IL CASO
Omicidio e giallo. Di Capodanno
Il 31 dicembre 2016 trovato il cadavere dell’imprenditore Maurizio Capizzi. Sembrava un suicidio, invece qualcuno gli aveva sparato. E resta un mistero
Il giallo dura da tre anni, e in tanto tempo i colpi di scena non sono certo mancati. Perché sulla morte di Maurizio Capizzi, imprenditore originario di Bronte ma da sempre residente a Legnano, è stato detto e scritto tutto e il contrario di tutto.
All’inizio la sua morte era sembrata un suicidio, il caso era stato chiuso in meno di 48 ore. Poi quando i parenti avevano già autorizzato l’espianto degli organi ecco la sorpresa: Capizzi è morto perché qualcuno gli ha sparato.
La pistola sequestrata
Due settimane dopo la compagna e l’amante della compagna sono indagati con l’accusa di concorso in omicidio volontario, durante le perquisizioni a casa della donna i carabinieri trovano una pistola compatibile con quella che ha sparato il proiettile trovato nel polmone sinistro della vittima.
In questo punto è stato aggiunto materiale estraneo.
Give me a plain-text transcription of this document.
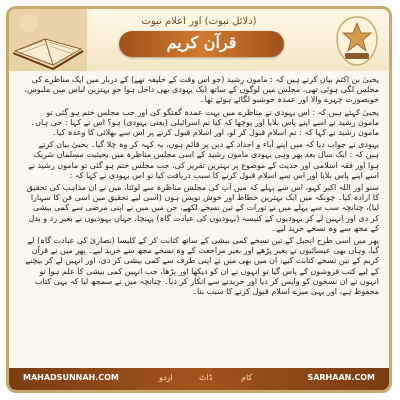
(دلائل نبوت) اور اعلام نبوت
قرآن کریم

یحییٰ بن اکثم بیان کرتے ہیں کہ : مامون رشید (جو اس وقت کے خلیفہ تھے) کے دربار میں ایک مناظرے کی مجلس لگی ہوئی تھی، مجلس میں لوگوں کے ساتھ ایک یہودی بھی داخل ہوا جو بہترین لباس میں ملبوس، خوبصورت چہرے والا اور عمدہ خوشبو لگائے ہوئے تھا۔

یحییٰ کہتے ہیں کہ : اس یہودی نے مناظرے میں بہت عمدہ گفتگو کی اور جب مجلس ختم ہو گئی تو مامون رشید نے اسے اپنے پاس بلایا اور پوچھا کہ کیا تم اسرائیلی (یعنی یہودی) ہو؟ اس نے کہا : جی ہاں۔ مامون رشید نے کہا کہ : تم اسلام قبول کر لو، اور اسلام قبول کرنے پر اس سے بھلائی کا وعدہ کیا۔

یہودی نے جواب دیا کہ میں اپنے آباء و اجداد کے دین پر قائم ہوں، یہ کہہ کر وہ چلا گیا۔ یحییٰ بیان کرتے ہیں کہ : ایک سال بعد پھر وہی یہودی مامون رشید کے اسی مجلس مناظرہ میں بحیثیت مسلمان شریک ہوا اور فقہ اسلامی اور حدیث کے موضوع پر بہترین تقریر کی، جب مجلس ختم ہو گئی تو مامون رشید نے اسے اپنے پاس بلایا اور اس سے اسلام قبول کرنے کا سبب دریافت کیا تو اس یہودی نے کہا کہ :

سنو اور اللہ اکبر کہو، اس سے پہلے کہ میں آپ کی مجلس مناظرہ سے لوٹتا، میں نے ان مذاہب کی تحقیق کا ارادہ کیا۔ چونکہ میں ایک بہترین خطاط اور خوش نویس ہوں (اسی لیے تحقیق میں اسی فن کا سہارا لیا)، چنانچہ سب سے پہلے میں نے تورات کے تین نسخے لکھے، جن میں میں نے اپنی مرضی سے کمی بیشی کر دی اور انہیں لے کر یہودیوں کے کنیسہ (یہودیوں کی عبادت گاہ) پہنچا، جہاں یہودیوں نے بغیر رد و بدل کے مجھ سے وہ نسخے خرید لیے۔

پھر میں اسی طرح انجیل کے تین نسخے کمی بیشی کے ساتھ کتابت کر کے کلیسا (نصاریٰ کی عبادت گاہ) لے گیا، وہاں بھی عیسائیوں نے بغیر پڑھے اور بغیر مراجعت کے وہ نسخے مجھ سے خرید لیے۔ پھر میں نے قرآن کریم کے تین نسخے کتابت کیے، ان میں بھی میں نے اپنی طرف سے کمی بیشی کر دی، اور انہیں لے کر بیچنے کے لیے کتب فروشوں کے پاس گیا تو انہوں نے ان کو دیکھا اور پڑھا، جب انہیں کمی بیشی کا علم ہوا تو انہوں نے ان نسخوں کو واپس کر دیا اور خریدنے سے انکار کر دیا۔ چنانچہ میں نے سمجھ لیا کہ یہی کتاب محفوظ ہے، اور یہی میرے اسلام قبول کرنے کا سبب بنا۔

MAHADSUNNAH.COM	اردو	ڈاٹ	کام	SARHAAN.COM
Pare fatta, invece no. Le analisi danno risultati discordanti, la pistola sequestrata non è quella che ha esploso il colpo.
Intanto l’amante della moglie è arrestato con l’accusa di spaccio di droga: lui grida che lei l’ha incastrato: nel giugno 2018 le indagini sembrano finalmente vicine alla svolta, invece tutto si blocca.
Da allora nessun passo in avanti, l’omicidio di Capodanno pare destinato a rimanere ancora a lungo un caso irrisolto.
Il corpo di Maurizio Capizzi era stato trovato la mattina del 31 dicembre 2016 nel parcheggio del cimitero di Garbatola. Un passante aveva visto un uomo riverso a terra vicino a un’auto parcheggiata e aveva dato l’allarme, i soccorritori avevano trovato il 48enne già morto, con il volto sporco di sangue.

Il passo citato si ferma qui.